TV queen Shonda Rhimes expands her empire to include the theater
As if Shonda Rhimes didn’t have enough drama in her life — being the woman whose ShondaLand production company’s galaxy of shows has become the backbone of Thursday nights on ABC — she’s now about to fund more of it.
On the stage, that is.
Rhimes, the force behind TV hits “Grey’s Anatomy” and “Scandal,” is looking to bolster L.A.’s theater community by becoming a “patron of the arts” for IAMA Theatre Company.
Her objective, she says, is to strengthen L.A.’s profile as a theater town — which has long been a matter of debate depending on your point of view in the community.
“I had been missing the world of theater here in L.A.,” Rhimes said in a telephone interview. “There’s a couple of very nice large theaters, but there’s not a lot of interesting small theater, like you can find in New York. And I was sort of craving it.”
The amount given was not disclosed. But the new endowment, which comes courtesy of the Rhimes Family Foundation, will fund a variety of company efforts, including the “Rhimes Unsung Voices Playwriting Commission,” whose aim is to help budding playwrights develop new stagings that have a special emphasis on culturally-inclusive storytelling.
“I think it’s hard for any playwright to find opportunities,” Rhimes said. “If people aren’t being included, then I’m going to find a way to make sure they’re included. I’m going to find a way to make sure they have opportunities.”
The writer-producer has recently amplified her philanthropic profile. Last year, she established the Rhimes Family Foundation, which gave $10 million to the new Smithsonian African American museum.
Her latest donation comes at a time when government arts funding is being threatened. On Thursday morning, President Trump released his first federal budget proposal that, if passed, would eliminate funding for the National Endowment for the Arts and the National Endowment for the Humanities.

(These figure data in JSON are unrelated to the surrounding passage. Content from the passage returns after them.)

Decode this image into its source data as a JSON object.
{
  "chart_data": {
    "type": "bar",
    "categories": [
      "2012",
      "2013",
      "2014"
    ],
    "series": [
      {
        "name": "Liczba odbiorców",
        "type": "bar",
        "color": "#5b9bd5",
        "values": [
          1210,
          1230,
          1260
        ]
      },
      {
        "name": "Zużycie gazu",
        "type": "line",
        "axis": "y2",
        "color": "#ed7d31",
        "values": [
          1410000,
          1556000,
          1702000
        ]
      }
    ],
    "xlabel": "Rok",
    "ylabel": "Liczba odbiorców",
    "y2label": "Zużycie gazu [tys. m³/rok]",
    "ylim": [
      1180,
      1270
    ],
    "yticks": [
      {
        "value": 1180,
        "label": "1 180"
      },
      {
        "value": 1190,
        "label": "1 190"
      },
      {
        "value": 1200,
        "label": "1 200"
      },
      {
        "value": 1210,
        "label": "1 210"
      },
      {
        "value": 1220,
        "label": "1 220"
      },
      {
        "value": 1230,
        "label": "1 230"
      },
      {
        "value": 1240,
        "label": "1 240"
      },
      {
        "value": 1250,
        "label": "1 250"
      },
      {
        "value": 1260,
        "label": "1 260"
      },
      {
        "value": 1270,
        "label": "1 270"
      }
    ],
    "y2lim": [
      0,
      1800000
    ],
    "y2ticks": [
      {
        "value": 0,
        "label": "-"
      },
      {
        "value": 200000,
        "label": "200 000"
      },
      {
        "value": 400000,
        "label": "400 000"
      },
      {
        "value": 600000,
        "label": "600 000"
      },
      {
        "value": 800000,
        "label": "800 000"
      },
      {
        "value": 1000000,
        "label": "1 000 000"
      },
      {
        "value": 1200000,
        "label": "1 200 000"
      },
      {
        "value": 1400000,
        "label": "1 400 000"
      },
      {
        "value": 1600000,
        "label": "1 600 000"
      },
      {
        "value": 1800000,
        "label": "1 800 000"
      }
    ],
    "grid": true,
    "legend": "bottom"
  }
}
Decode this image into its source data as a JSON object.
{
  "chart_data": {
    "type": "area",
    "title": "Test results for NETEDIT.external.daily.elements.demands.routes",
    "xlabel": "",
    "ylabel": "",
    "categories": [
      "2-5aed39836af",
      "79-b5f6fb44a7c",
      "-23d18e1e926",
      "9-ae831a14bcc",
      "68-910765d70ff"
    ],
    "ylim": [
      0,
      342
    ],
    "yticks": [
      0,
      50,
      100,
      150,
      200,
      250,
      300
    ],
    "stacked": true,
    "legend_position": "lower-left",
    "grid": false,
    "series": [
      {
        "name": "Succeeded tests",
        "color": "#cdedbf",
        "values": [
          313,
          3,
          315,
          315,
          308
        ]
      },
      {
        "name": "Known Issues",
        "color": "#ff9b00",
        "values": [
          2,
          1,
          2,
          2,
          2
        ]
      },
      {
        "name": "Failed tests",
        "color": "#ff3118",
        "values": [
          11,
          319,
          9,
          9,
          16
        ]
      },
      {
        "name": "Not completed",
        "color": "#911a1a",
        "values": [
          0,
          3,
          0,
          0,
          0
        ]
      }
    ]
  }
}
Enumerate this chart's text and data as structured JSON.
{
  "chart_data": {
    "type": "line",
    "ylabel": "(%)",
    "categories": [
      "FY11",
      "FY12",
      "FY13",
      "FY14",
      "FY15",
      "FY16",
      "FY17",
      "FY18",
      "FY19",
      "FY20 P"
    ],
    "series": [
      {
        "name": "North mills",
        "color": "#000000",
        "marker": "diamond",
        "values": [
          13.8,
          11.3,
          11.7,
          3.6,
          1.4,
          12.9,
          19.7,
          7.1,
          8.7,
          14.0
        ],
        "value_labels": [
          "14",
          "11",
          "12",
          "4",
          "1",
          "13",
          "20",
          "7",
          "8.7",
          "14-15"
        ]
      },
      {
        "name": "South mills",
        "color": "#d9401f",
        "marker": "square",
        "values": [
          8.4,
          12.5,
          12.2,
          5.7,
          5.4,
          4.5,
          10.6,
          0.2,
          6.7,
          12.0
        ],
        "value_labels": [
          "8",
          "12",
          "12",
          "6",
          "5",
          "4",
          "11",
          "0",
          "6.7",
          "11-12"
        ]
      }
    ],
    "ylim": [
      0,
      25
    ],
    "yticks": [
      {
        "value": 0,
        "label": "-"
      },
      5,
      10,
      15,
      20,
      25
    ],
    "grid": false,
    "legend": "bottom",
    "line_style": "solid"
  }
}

IAMA has never received funding from the NEA, but the move would undoubtedly impact other cultural resources and programming in Los Angeles.
Now in its 10th year, IAMA has dedicated itself to producing young adult-oriented works that often speak to social problems through the lens of Angelenos.
The Los Angeles-based nonprofit was founded by a core of graduates from New York University’s Tisch School of the Arts — among them: Katie Lowes, who plays Quinn Perkins on “Scandal.”
Rhimes was introduced to the company’s work after hearing about “Scandal” cast outings to see IAMA performances.
“I’d say, ‘Why am I hearing about these things? Invite me! I want to come,’” Rhimes recalled of playfully confronting Lowes.
The first invitation came last year. Rhimes attended the company’s annual spring 23 Hour Play Festival — in which short plays inspired by random topics associated with Los Angeles are written, rehearsed, produced, directed and designed in 23 hours. She has been a frequent audience member since. Last summer, Rhimes approached Lowes about getting more involved.
“She asked, ‘What do you need? How do I help this grow? What will make it last?’” Lowes recalled. “It’s probably the most game-changing thing that’s happened for this company.”
Fellow founding member Stefanie Black concurred, adding: “It’s starting off the next chapter for us and allowing us to turn this small business of friends into a business business.”
If people aren’t being included, then I’m going to find a way to make sure they’re included. I’m going to find a way to make sure they have opportunities.
The company mounts about about three main stage shows a year and two side events: the IAMA Holiday Cabaret and the 23 Hour Play Festival. (This year’s festival takes place Sunday at the Atwater Village Theater.)
“This new commission is devoted to the goal of getting voices heard,” Black said. “There are so many voices out there that aren’t being shepherded or nurtured. So many people do their dream stuff or their passion projects for free, and that’s not sustainable.”
Details about how the commission will work are still being finalized, but Lowes said it will start soon. As part of the scouting, the company will reach out to writing programs in schools across the country to find new, underrepresented voices.
Rhimes, who grew up in the suburbs of Chicago, said her motivation to support the company stemmed from the idea of wanting theater to always be available and accessible, the way it was in her childhood.
“I went to every play that came around our town, from the time I was little,” Rhimes said. “My parents felt like theater was a necessary piece of our culture growing up, it was the way of the world. I never questioned it.”
She staged plays in her garage as a kid and, later as a teen, volunteered at a youth organization called Aunt Martha’s, where she performed plays that were meant to educate teens on the importance of not using drugs or alcohol. While studying at Dartmouth, she was in a theater troupe.
“It’s always been a part of my life, and it’s never felt inaccessible,” Rhimes said. “And if I can help so that it’s not inaccessible here, great.”
Rhimes has already demonstrated her level of involvement with the company. She took part in the workshop of last month’s Echo-Park-set production, “The House That Jake Built,” which explored immigration.
But has Rhimes ever considered being a playwright?
“I think a lot about writing plays now because it’s new and it’s different for me,” Rhimes said. “I’m kind of busy right now, so I don’t know that that will be a thing that I actually embark upon. Until then, I’m just going to be a lovely patron.”